I discovered a while ago that a certain Building Society was offering new customers a substantially higher interest rate on identical conditions. I telephoned and was told to create a new account on line and transfer funds electronically. Given my clumsiness with on-line transactions, I asked what other approach was available, and the advisor agreed to send me the necessary transfer form, which I duly filled and sent back. Nothing having happened in the ensuing fortnight, I was not best pleased to receive a quasi-literate letter saying it couldn’t be done. I found the email address of the CEO and fired off a polite snottygram. I had a phone call next morning from a complaint handler saying she had received my email and was looking into it, and she called again today to say what was needed. I’d to grit my teeth and set up a new account on line, not without ach und Krach, new password procedures and all the rest of it. To transfer the balance I’d to call their head office and go through all the name, date of birth, inside leg measurement and colour of grandmother’s eyes interrogation, but at least the fellow was grown-up and friendly. So my tuppence-three-farthings are now getting a slightly better rate of interest, they’re sending me £75 to help reduce my blood pressure and will calculate the interest I would have got had they given me correct information and done things right in the first place.

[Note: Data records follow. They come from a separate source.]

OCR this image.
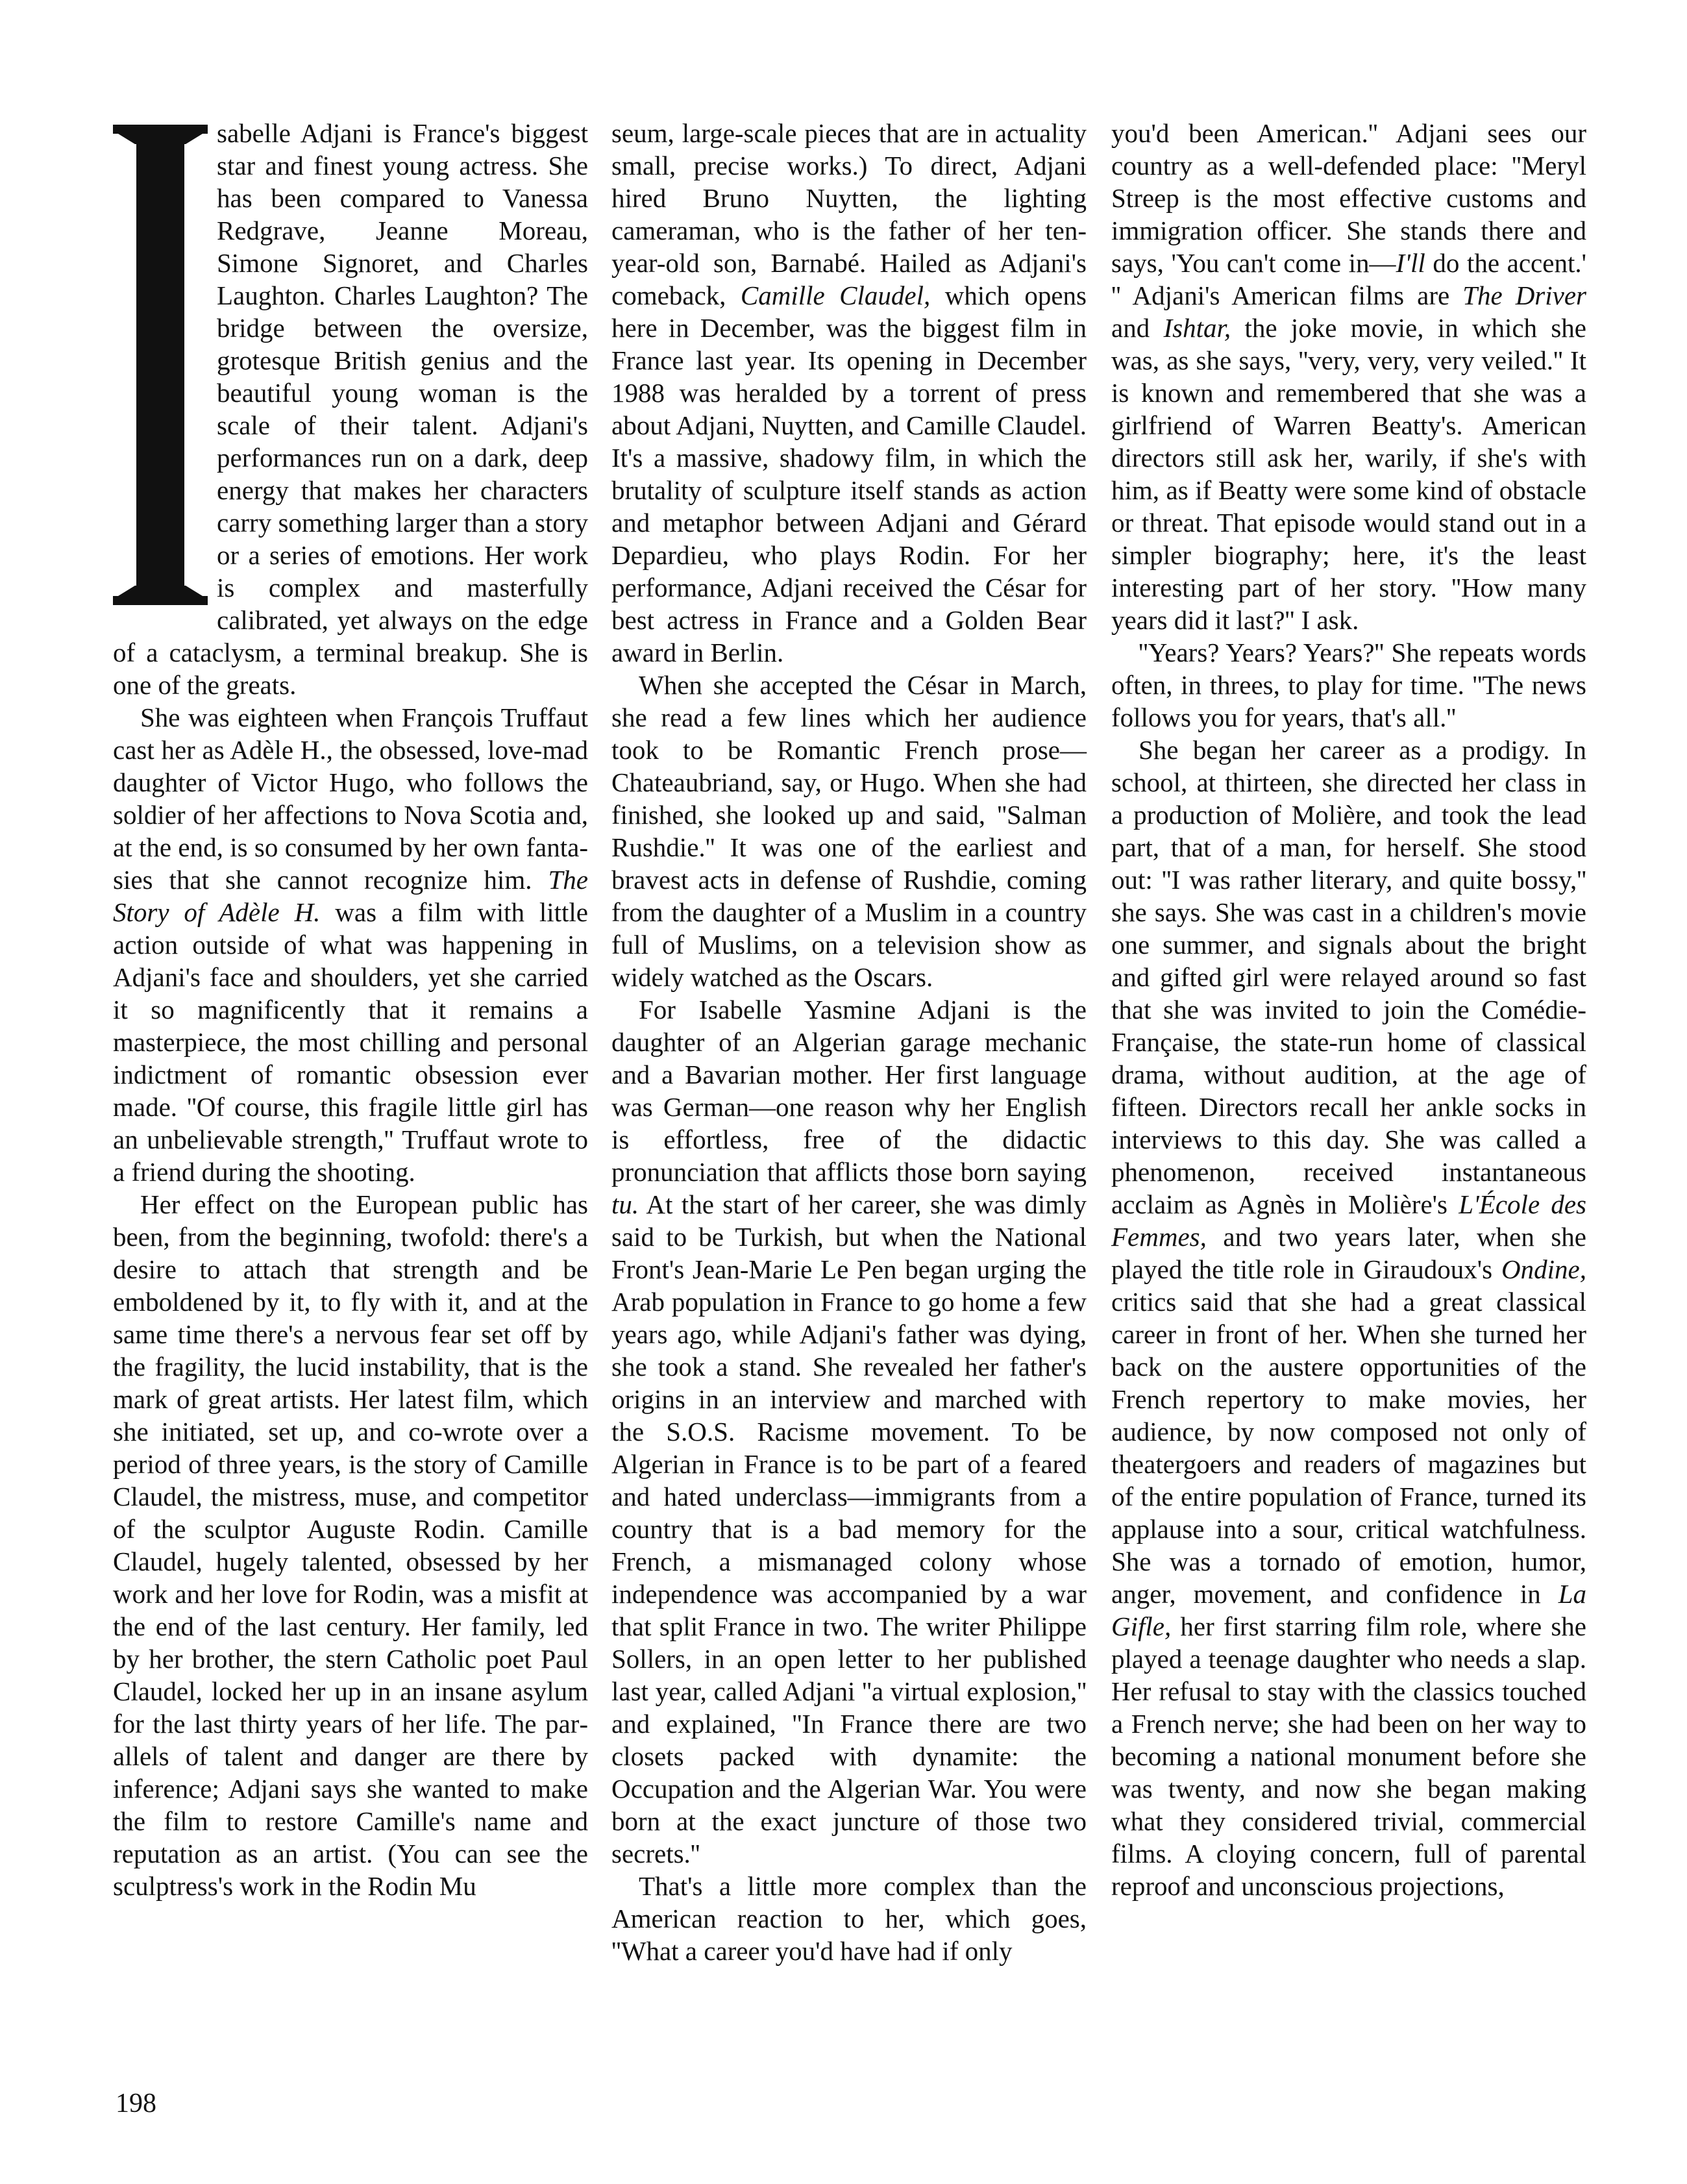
sabelle Adjani is France's biggest star and finest young actress. She has been compared to Vanessa Redgrave, Jeanne Moreau, Simone Signoret, and Charles Laughton. Charles Laughton? The bridge between the oversize, grotesque British genius and the beautiful young woman is the scale of their talent. Adjani's performances run on a dark, deep energy that makes her characters carry something larger than a story or a series of emotions. Her work is complex and masterfully calibrated, yet always on the edge of a cataclysm, a terminal breakup. She is one of the greats.

She was eighteen when François Truffaut cast her as Adèle H., the obsessed, love-mad daughter of Victor Hugo, who follows the soldier of her affections to Nova Scotia and, at the end, is so consumed by her own fantasies that she cannot recognize him. The Story of Adèle H. was a film with little action outside of what was happening in Adjani's face and shoulders, yet she carried it so magnificently that it remains a masterpiece, the most chilling and personal indictment of romantic obsession ever made. ''Of course, this fragile little girl has an unbelievable strength,'' Truffaut wrote to a friend during the shooting.

Her effect on the European public has been, from the beginning, twofold: there's a desire to attach that strength and be emboldened by it, to fly with it, and at the same time there's a nervous fear set off by the fragility, the lucid instability, that is the mark of great artists. Her latest film, which she initiated, set up, and co-wrote over a period of three years, is the story of Camille Claudel, the mistress, muse, and competitor of the sculptor Auguste Rodin. Camille Claudel, hugely talented, obsessed by her work and her love for Rodin, was a misfit at the end of the last century. Her family, led by her brother, the stern Catholic poet Paul Claudel, locked her up in an insane asylum for the last thirty years of her life. The parallels of talent and danger are there by inference; Adjani says she wanted to make the film to restore Camille's name and reputation as an artist. (You can see the sculptress's work in the Rodin Mu

seum, large-scale pieces that are in actuality small, precise works.) To direct, Adjani hired Bruno Nuytten, the lighting cameraman, who is the father of her ten-year-old son, Barnabé. Hailed as Adjani's comeback, Camille Claudel, which opens here in December, was the biggest film in France last year. Its opening in December 1988 was heralded by a torrent of press about Adjani, Nuytten, and Camille Claudel. It's a massive, shadowy film, in which the brutality of sculpture itself stands as action and metaphor between Adjani and Gérard Depardieu, who plays Rodin. For her performance, Adjani received the César for best actress in France and a Golden Bear award in Berlin.

When she accepted the César in March, she read a few lines which her audience took to be Romantic French prose—Chateaubriand, say, or Hugo. When she had finished, she looked up and said, ''Salman Rushdie.'' It was one of the earliest and bravest acts in defense of Rushdie, coming from the daughter of a Muslim in a country full of Muslims, on a television show as widely watched as the Oscars.

For Isabelle Yasmine Adjani is the daughter of an Algerian garage mechanic and a Bavarian mother. Her first language was German—one reason why her English is effortless, free of the didactic pronunciation that afflicts those born saying tu. At the start of her career, she was dimly said to be Turkish, but when the National Front's Jean-Marie Le Pen began urging the Arab population in France to go home a few years ago, while Adjani's father was dying, she took a stand. She revealed her father's origins in an interview and marched with the S.O.S. Racisme movement. To be Algerian in France is to be part of a feared and hated underclass—immigrants from a country that is a bad memory for the French, a mismanaged colony whose independence was accompanied by a war that split France in two. The writer Philippe Sollers, in an open letter to her published last year, called Adjani ''a virtual explosion,'' and explained, ''In France there are two closets packed with dynamite: the Occupation and the Algerian War. You were born at the exact juncture of those two secrets.''

That's a little more complex than the American reaction to her, which goes, ''What a career you'd have had if only

you'd been American.'' Adjani sees our country as a well-defended place: ''Meryl Streep is the most effective customs and immigration officer. She stands there and says, 'You can't come in—I'll do the accent.' '' Adjani's American films are The Driver and Ishtar, the joke movie, in which she was, as she says, ''very, very, very veiled.'' It is known and remembered that she was a girlfriend of Warren Beatty's. American directors still ask her, warily, if she's with him, as if Beatty were some kind of obstacle or threat. That episode would stand out in a simpler biography; here, it's the least interesting part of her story. ''How many years did it last?'' I ask.

''Years? Years? Years?'' She repeats words often, in threes, to play for time. ''The news follows you for years, that's all.''

She began her career as a prodigy. In school, at thirteen, she directed her class in a production of Molière, and took the lead part, that of a man, for herself. She stood out: ''I was rather literary, and quite bossy,'' she says. She was cast in a children's movie one summer, and signals about the bright and gifted girl were relayed around so fast that she was invited to join the Comédie-Française, the state-run home of classical drama, without audition, at the age of fifteen. Directors recall her ankle socks in interviews to this day. She was called a phenomenon, received instantaneous acclaim as Agnès in Molière's L'École des Femmes, and two years later, when she played the title role in Giraudoux's Ondine, critics said that she had a great classical career in front of her. When she turned her back on the austere opportunities of the French repertory to make movies, her audience, by now composed not only of theatergoers and readers of magazines but of the entire population of France, turned its applause into a sour, critical watchfulness. She was a tornado of emotion, humor, anger, movement, and confidence in La Gifle, her first starring film role, where she played a teenage daughter who needs a slap. Her refusal to stay with the classics touched a French nerve; she had been on her way to becoming a national monument before she was twenty, and now she began making what they considered trivial, commercial films. A cloying concern, full of parental reproof and unconscious projections,

198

This sounds rather similar to my earlier skirmish with a bank, and the lesson is clear: if buggered about, email the CEO, and stand by for a £75 ex-gratia payment.
I finally lost patience today with the San Marzano plants, and all bar the last three pots are emptied and on the way to becoming municipal compost. I’d attempted to grow them in pots as I do successfully with the Sweet Olive variety. Clearly a mistake: they are much more thirsty, and even after copious watering, natural and artificial, the pots I turned out today were bone dry. I planted a couple of San Marzano cuttings in a raised bed, and wait to see if they do any better.
Seedlings and cuttings are doing well in parts: the aquilegia seedlings from this summer’s flowers will be ready to prick out in a few days’ time.